The Parthenon debate, you might call this. Unlike Jeremy Corbyn, he has always said the sculptures should stay in London. But not exclusively. He sees the future of the museum as enabling other museums to tell their national stories.

“You can allow other countries to tell their story in the world story and that role of the British Museum as a world lending library seems to me the logical consequence of that hippy ideal of 1753.

Of course, he is no longer a British Museum employee. I’m interested in how a man like MacGregor takes a step back? He’s 72, lives alone. As he has already said, his retirement he hasn’t started yet? Does he know what it might look like when it does arrive?

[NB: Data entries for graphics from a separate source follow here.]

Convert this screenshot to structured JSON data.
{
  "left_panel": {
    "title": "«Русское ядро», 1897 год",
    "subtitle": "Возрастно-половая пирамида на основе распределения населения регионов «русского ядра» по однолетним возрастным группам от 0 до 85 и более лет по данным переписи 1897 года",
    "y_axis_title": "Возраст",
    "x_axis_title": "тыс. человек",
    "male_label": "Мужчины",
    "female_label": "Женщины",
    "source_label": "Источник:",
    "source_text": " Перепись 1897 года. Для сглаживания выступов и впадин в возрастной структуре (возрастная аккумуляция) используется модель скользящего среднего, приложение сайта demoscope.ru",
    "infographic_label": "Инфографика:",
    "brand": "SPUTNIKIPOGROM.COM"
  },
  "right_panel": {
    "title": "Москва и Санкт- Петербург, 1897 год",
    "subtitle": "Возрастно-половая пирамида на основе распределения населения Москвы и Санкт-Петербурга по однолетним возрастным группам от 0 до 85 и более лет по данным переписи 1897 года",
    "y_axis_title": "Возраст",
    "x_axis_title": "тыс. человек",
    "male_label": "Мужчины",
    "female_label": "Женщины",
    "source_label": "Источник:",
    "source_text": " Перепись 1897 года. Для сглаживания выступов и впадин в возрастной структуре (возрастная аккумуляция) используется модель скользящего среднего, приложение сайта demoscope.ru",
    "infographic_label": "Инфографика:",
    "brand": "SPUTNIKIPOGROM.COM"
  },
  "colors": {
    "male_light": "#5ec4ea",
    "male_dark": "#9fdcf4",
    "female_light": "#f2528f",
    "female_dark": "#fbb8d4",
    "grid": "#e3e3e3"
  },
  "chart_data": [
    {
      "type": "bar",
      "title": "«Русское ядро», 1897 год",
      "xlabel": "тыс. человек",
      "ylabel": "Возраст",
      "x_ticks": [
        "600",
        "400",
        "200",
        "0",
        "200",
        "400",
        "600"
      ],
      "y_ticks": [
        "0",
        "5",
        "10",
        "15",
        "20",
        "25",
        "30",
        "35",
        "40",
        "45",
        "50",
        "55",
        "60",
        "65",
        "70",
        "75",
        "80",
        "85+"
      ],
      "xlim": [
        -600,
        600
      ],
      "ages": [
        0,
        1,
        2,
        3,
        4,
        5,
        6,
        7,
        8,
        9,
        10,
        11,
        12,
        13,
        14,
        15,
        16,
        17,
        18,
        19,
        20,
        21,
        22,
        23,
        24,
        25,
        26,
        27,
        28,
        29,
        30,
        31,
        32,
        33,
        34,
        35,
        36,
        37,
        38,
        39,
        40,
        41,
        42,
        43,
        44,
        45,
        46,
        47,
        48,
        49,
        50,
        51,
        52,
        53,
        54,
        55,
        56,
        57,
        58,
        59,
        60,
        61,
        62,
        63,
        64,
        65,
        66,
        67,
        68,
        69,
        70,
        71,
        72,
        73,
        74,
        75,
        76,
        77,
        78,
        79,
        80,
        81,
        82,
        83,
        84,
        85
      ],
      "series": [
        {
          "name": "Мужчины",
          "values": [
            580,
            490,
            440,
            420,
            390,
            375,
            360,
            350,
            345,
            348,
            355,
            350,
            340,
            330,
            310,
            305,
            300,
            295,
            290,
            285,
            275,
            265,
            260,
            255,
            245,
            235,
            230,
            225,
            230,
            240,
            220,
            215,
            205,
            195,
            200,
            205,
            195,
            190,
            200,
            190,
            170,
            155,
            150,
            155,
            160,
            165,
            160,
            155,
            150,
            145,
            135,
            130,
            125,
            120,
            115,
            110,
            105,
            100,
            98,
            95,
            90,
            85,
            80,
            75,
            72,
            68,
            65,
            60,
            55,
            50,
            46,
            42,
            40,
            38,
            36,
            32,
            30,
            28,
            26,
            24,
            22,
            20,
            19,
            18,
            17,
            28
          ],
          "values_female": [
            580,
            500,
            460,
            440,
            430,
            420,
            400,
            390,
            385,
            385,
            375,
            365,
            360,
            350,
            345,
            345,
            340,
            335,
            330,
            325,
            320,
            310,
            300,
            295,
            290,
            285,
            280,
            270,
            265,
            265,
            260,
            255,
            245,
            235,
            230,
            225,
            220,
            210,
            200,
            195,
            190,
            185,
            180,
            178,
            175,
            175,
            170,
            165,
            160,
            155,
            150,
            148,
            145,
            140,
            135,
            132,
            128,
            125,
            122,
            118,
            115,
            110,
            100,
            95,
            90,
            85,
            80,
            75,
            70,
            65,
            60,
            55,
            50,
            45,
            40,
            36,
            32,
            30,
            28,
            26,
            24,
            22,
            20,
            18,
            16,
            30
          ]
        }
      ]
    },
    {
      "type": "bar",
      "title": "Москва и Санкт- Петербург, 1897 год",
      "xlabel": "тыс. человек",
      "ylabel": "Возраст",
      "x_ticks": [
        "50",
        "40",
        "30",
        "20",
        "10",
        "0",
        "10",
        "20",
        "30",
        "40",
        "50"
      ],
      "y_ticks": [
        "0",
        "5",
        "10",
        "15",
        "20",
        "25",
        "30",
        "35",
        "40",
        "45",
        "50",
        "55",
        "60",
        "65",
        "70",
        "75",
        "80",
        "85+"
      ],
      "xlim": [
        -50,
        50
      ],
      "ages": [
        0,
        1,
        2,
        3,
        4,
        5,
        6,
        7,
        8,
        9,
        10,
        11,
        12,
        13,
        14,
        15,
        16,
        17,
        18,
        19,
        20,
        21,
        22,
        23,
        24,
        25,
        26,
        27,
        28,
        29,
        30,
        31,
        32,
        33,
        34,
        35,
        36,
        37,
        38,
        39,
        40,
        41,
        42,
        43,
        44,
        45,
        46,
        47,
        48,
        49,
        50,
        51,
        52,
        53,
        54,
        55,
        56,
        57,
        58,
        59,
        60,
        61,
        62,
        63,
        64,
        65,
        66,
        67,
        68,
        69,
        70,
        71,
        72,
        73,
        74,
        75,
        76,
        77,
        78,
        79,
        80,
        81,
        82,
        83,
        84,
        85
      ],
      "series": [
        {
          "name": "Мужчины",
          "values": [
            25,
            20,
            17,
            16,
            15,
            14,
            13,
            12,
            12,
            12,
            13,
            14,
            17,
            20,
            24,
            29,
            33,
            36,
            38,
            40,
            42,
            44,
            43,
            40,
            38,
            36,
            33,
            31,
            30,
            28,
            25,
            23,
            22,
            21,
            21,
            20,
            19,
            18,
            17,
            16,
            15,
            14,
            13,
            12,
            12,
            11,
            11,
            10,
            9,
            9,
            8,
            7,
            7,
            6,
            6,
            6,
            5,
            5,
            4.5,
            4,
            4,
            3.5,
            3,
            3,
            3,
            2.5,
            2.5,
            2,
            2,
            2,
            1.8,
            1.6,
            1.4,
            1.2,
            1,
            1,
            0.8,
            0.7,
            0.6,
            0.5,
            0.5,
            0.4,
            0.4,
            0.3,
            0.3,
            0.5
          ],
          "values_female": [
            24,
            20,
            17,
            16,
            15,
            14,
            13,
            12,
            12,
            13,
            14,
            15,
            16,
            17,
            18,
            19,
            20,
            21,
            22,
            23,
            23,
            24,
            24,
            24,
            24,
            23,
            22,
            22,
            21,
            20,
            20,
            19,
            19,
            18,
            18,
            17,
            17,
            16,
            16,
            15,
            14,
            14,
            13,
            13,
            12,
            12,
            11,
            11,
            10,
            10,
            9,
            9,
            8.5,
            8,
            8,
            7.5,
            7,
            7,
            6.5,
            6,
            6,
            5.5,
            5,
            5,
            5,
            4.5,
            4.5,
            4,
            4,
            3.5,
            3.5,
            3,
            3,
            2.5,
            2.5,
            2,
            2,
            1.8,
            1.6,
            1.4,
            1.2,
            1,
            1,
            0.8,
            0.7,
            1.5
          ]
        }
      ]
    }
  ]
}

“There are a lot of novels I want to read. I’m rather looking forward to doing that.”

Living with the Gods, by Neil MacGregor, is published by Allen Lane, priced £30.



NEIL MACGREGOR: And that’s why they can’t understand why all this matters to people. They think it’s odd or funny or perverse or willed. They don’t understand why this is existential for most people in the world. They genuinely can’t understand because they’ve completely forgotten that.


Except that … the real question with historical memory is, is it a benefit or not? What you’ve just said is the positive. You could argue that’s why the debate around Islam in Britain and particularly in England is so uncomprehending and there’s a real difficulty in seeing these are people just like us.

I’ve been very marked by my experience in Berlin. The way the Germans insist on remembering. But the point of remembering is so we now behave differently. It’s remembering to a very particular purpose.

We do a lot of commemorating here. More and more. I’m not quite sure what the purpose of it is because it’s not about behaving differently now; behaving in such a way that our soldiers will not need to go and kill people or go and be killed. The German commemoration has a very clear purpose in a changed behaviour.

There’s a very strange disjunction I think, in England particularly but maybe Britain as a whole, between the growing commemoration of the dead of the two wars; the return of November 11 in a way that wasn’t there when I was a child. And, at the same time, the almost complete amnesia about empire.

This is difficult when it comes to reviving links with the colonies because we have forgotten that history. And there’s a failure to realise that they haven’t. They certainly haven’t. I think the English amnesia, which is a very highly developed characteristic, isn’t just about the wars of religion. It’s also about the colonial wars. And the failure to understand that the other side has a very clear memory of those is problematic.